If I am going to out-grow bigotry, then I am going to chose to be a person who gives Life back to God for God’s glory.  This will invite me to look for God’s hand beyond my own life experiences, and to refrain from reducing the Life that belongs to God to a collection of personal opportunities where I may use my words to shame, manipulate and coerce others into adopting my superior way of thinking.  I will not agree with all the people I encounter regarding the source and end of Life, but I will honour God when I take a stand to be bigger than bigotry.

Saturday 14 April 2012

Living in the in-between Places


 A Jewish custom, which for many is no longer practiced, involved carving the shema, on their doorpost or placing it there in a small box (called a mezuzot).  The shema, from Deuteronomy 4:6-9,  is  that reminder that there is one Lord and you are to love Him with all your heart soul and might.  In addition you are to teach this to your children, and you are to recite it whether at home or on a journey.  This reminder was to assist the faithful in remembering that all life flowed from God and to God, no matter where your foot might tread.

You might be asking, why the doorpost?  What is so significant about a door lintel?  Well for the ancients and for us, doorways are not just architectural passages offering protection and leading from one space to another, but they possess a spiritual significant as well.

Doorways are those places where we exit and enter our own world; a world created by us and for us in God’s grace, a resting place away from all that is unknown and might cause us to bristle.  Doorways are also those places where others enter and exit our world; a ceremony which too often happens with an indifference that might be worth reconsidering.  Finally, doorways are those spaces where we enter and exit the lives of others, also rooted in God’s grace; an event we do well to regard with more thoughtfulness.

So marking the doorway with a reminder that our lives are rooted in God’s love, and loving God, is a way of preparing the body and spirit of those daring the passage from one worldly environment to another.  It was a sort of blessing, because as it reminded those passing, it focused their spirits on the sacredness of each encounter.
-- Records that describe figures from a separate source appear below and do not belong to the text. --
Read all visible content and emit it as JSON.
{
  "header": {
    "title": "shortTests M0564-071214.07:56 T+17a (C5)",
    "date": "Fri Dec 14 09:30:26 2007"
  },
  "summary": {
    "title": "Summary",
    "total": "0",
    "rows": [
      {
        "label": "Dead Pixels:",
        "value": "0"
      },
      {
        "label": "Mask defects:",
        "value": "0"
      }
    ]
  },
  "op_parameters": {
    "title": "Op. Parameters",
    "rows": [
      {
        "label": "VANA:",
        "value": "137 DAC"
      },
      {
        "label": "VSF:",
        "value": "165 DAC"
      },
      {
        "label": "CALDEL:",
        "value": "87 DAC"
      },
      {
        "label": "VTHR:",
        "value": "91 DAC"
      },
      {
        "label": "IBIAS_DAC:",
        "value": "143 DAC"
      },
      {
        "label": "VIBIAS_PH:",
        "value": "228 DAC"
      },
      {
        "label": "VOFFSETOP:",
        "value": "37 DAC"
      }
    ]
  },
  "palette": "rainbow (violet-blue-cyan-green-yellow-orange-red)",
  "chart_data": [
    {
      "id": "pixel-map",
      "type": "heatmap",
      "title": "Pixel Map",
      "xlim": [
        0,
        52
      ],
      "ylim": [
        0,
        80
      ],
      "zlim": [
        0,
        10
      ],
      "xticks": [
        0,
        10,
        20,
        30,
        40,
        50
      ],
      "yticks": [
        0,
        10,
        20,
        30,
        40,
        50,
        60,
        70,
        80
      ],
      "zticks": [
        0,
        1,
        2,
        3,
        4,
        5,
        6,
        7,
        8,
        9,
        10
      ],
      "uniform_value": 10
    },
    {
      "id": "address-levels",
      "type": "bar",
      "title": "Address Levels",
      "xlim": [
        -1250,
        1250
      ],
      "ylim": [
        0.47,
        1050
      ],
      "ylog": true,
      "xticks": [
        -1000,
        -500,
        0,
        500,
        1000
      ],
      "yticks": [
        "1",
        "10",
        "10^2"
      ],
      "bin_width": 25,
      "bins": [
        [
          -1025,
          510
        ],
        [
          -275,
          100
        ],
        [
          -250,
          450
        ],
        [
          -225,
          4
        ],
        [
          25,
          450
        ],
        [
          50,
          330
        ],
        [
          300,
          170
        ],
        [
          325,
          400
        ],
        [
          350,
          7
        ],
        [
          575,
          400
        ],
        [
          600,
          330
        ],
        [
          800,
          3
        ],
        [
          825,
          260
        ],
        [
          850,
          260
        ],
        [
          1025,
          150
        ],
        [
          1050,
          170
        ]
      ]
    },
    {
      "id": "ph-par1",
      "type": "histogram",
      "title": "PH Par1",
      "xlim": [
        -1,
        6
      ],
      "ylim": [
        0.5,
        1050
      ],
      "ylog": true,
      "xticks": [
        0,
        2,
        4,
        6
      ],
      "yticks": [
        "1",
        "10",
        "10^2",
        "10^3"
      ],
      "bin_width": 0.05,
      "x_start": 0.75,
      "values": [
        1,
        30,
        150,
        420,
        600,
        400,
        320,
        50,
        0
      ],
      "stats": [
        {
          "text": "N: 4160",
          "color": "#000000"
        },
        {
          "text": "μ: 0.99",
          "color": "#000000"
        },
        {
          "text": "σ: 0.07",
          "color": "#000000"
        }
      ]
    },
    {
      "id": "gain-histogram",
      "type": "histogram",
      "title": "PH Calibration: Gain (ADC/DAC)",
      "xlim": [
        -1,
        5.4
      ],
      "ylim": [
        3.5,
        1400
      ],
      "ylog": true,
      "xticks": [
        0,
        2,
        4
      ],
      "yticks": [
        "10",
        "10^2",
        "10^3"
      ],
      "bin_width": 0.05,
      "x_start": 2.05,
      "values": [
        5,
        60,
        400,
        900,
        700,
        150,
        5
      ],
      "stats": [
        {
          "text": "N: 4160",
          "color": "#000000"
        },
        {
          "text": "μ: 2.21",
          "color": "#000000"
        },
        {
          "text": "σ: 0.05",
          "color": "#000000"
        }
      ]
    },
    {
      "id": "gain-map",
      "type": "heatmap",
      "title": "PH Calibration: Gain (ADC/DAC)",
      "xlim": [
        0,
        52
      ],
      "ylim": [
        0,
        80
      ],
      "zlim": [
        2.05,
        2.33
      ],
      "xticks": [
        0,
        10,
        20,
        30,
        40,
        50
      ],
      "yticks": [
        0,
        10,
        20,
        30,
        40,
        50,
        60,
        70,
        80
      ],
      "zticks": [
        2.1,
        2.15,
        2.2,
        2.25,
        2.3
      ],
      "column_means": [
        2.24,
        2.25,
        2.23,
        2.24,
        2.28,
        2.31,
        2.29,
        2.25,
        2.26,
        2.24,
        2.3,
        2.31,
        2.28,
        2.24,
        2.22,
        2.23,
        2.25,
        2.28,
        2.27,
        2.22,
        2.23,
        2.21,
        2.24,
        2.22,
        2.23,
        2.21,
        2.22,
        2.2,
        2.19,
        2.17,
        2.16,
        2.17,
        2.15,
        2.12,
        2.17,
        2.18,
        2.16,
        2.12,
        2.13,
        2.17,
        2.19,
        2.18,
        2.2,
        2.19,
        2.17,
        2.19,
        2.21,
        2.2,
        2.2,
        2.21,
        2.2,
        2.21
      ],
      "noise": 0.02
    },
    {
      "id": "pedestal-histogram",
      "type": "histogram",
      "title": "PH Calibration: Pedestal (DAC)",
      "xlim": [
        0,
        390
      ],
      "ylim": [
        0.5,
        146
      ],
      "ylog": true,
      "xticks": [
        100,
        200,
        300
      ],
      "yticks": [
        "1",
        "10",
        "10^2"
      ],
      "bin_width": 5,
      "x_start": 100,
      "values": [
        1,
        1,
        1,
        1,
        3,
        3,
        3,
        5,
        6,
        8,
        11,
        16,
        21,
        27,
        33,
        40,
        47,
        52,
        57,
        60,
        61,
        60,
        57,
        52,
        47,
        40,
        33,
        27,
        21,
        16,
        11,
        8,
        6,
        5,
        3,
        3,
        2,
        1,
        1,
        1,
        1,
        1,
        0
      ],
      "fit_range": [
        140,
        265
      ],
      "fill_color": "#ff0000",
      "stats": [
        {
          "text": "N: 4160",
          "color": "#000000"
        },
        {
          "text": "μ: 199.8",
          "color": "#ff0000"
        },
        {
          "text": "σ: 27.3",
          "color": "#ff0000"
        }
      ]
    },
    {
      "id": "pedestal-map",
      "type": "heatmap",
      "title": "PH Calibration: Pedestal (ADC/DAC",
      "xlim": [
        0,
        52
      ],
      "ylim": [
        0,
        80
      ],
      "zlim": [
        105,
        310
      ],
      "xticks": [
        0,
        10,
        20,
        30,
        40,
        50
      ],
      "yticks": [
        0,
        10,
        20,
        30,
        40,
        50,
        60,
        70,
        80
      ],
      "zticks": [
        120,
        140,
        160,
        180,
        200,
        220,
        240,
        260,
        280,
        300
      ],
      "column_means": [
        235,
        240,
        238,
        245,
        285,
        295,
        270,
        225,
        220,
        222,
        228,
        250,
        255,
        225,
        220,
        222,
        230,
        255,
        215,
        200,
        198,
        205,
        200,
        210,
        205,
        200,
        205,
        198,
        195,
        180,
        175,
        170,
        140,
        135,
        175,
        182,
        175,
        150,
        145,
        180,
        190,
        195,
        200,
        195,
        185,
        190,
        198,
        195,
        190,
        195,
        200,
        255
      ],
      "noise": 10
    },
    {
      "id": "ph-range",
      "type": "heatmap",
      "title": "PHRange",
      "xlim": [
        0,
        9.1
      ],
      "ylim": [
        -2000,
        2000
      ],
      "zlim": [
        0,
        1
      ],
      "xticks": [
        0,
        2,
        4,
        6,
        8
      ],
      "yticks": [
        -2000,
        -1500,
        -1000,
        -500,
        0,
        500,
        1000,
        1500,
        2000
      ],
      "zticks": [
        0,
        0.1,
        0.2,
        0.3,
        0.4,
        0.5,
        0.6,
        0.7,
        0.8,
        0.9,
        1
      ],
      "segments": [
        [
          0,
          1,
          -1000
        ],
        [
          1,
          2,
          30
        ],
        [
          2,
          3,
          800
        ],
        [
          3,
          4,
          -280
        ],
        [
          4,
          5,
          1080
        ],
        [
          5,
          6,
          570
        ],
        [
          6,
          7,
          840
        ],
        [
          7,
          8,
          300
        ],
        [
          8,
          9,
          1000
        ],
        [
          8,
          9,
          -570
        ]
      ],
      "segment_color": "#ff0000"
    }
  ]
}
The second week of Easter we hear that Jesus passes through a closed door.  Its occupants were not at home with God, in fact they were far away, because of the fear that their world was forever lost.  After all, Jesus had been killed, and his graced presence would no longer be there for them.

As you recall, Jesus passes through the door, entering into the midst of the disciples’ focus on fear, loss, and death.  There amongst all of that, he says ‘peace be with you.’
There in their pain and loss, he enters, and shares his own wounds, but more he shares his life which overcame all death.  His shared life gives them new hope, a hope that will lead them beyond the threshold of their own fear, pain and failure.  His sharing of his transformed life, crates within them a courage to go on and live for God’s sake, not their own.

Sharing and nursing wounds is no longer the end of life; sharing wounds is a reminder that while all are wounded as we pass in and out of life’s realities, the life we have in God is forever unending.

Looking beyond the death of Jesus to the never-ending and always present life, living for that life, we must rethink all of life’s thresholds, be them spiritual or physical.  Living in the confidence of Christ’s life, our thresholds may no longer be used as barriers and self made tombs.  Entrusting our lives to Christ we begin at the threshold of the heart, and here in the midst of life’s woes and wounds we meet LIFE as God offers it over and over again.